In the early 1990’s, the Palestinian property owner pleaded guilty to federal insurance fraud and served time in the penitentiary. Court records revealed that the FBI once suspected the ex-convict of having ties to the Palestinian Liberation Organization.
Six months prior to the bombing, the Palestinian felon hired a group of self-professed “defectors” from the Iraqi army to do maintenance work on his low-income rental houses. On April 19, several witnesses watched in stunned amazement as their Middle Eastern co-workers expressed prideful excitement upon hearing the first radio broadcasts that Islamic extremists had claimed responsibility for the attack on the Murrah Building. The men cheered deliriously, exuberantly pledging their allegiance to the now deposed Iraqi dictator Saddam Hussein, vowing they would “die for Saddam.”

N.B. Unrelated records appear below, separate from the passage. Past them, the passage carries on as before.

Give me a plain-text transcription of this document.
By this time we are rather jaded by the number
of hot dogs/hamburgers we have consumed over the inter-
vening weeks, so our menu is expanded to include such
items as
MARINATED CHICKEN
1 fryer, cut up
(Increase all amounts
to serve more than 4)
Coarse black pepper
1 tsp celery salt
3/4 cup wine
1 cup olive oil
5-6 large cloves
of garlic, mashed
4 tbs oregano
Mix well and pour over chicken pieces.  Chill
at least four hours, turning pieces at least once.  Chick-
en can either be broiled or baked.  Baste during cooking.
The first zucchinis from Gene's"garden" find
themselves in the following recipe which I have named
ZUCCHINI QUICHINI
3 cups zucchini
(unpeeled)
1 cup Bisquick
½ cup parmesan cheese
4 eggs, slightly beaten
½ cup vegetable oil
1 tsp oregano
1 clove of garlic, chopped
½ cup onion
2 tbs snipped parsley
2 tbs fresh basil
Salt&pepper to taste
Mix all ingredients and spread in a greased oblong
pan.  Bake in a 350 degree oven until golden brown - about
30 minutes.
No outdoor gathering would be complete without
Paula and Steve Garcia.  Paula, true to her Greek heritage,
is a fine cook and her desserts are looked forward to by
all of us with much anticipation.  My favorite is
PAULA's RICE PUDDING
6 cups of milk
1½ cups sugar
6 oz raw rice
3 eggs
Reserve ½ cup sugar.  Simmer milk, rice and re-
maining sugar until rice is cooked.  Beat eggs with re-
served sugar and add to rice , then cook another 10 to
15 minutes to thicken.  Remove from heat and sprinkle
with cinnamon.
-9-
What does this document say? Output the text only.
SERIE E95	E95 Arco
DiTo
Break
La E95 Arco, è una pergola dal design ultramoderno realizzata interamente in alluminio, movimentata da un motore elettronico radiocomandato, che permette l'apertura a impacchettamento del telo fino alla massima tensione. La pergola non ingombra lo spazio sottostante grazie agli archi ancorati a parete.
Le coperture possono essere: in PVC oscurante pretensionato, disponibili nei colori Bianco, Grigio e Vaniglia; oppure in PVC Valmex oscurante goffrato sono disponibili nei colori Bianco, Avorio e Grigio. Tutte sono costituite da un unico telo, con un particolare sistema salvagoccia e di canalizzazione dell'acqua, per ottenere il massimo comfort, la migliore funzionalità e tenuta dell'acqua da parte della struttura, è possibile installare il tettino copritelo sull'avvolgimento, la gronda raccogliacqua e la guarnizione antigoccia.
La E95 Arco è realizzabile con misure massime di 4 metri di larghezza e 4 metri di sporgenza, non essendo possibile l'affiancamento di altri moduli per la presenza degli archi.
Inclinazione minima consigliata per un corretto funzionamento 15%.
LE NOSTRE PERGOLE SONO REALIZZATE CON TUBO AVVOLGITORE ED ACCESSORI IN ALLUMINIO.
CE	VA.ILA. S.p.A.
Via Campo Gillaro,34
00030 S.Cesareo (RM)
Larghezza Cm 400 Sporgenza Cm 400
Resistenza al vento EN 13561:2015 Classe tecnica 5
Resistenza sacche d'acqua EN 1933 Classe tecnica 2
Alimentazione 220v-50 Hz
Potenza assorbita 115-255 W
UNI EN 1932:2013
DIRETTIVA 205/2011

Nearly two dozen Oklahomans have signed sworn affidavits in which they accuse these ardent Saddam supporters and ex-enemy combatants of aiding and abetting McVeigh and Nichols.
The most incriminating testimony centered around one man – Hussain Hashem Al-Hussaini. Al-Hussaini not only fit the FBI’s physical description in the official arrest warrant for John Doe 2, but according to veteran law enforcement officials, was a dead ringer for the government’s profile sketch of the elusive suspect.
Witnesses identified this Iraqi immigrant socializing with McVeigh at an Oklahoma City nightclub prior to the bombing. An Oklahoma City gas station attendant also fingered Al-Hussaini as the customer who paid one hundred dollars cash to fill up a large Ryder truck with diesel fuel (key chemical component used in Ryder truck bomb) on eve of the bombing - April 18, 1995. The next morning, a maintenance working at the motel located adjacent to the service station observed what was very likely the same Ryder truck emanating an odorous stench of diesel, yet according to the witness, the gas cap bore a warning sticker which read: “Unleaded Fuel Only.”
Two witnesses named the Iraqi soldier as the dark-haired, olive-skinned male they observed timing his run at a breathless pace from the Murrah Building one block east shortly before daybreak on April 19. Moreover, several Oklahoma City residents claimed to have seen Al-Hussaini climbing into the cab of a Ryder truck that reeked of diesel fuel at a local motel an hour before the explosion. The witnesses indicated that Timothy McVeigh was seated behind the wheel of that moving van as it pulled off the lot and headed toward downtown.
Furthermore, the Iraqi soldier was positively identified sitting in the passenger seat of the Ryder truck next to McVeigh a few blocks north of the Murrah Building at 8:30 a.m., stepping out of that truck at ground zero directly in front of the ill-fated federal complex moments before the massive fertilizer/fuel oil bomb detonated, and speeding away from downtown in the driver’s seat of a brown Chevrolet pickup targeted by the FBI in an official teletype for foreign suspects.
Five witnesses independently fingered Al-Hussaini and several of his Middle Eastern associates as frequent visitors at an Oklahoma City motel in the months, weeks, days, and hours leading up to 9:02 a.m. on April 19. On numerous occasions the Arab subjects were seen in the company of Timothy McVeigh, and during a few rare instances, associating with Terry Nichols. More significantly, detailed interviews with key witnesses proved conclusively that the man whom witnesses named as the nefarious “third terrorist” had no provable alibi for the critical hours of April 19.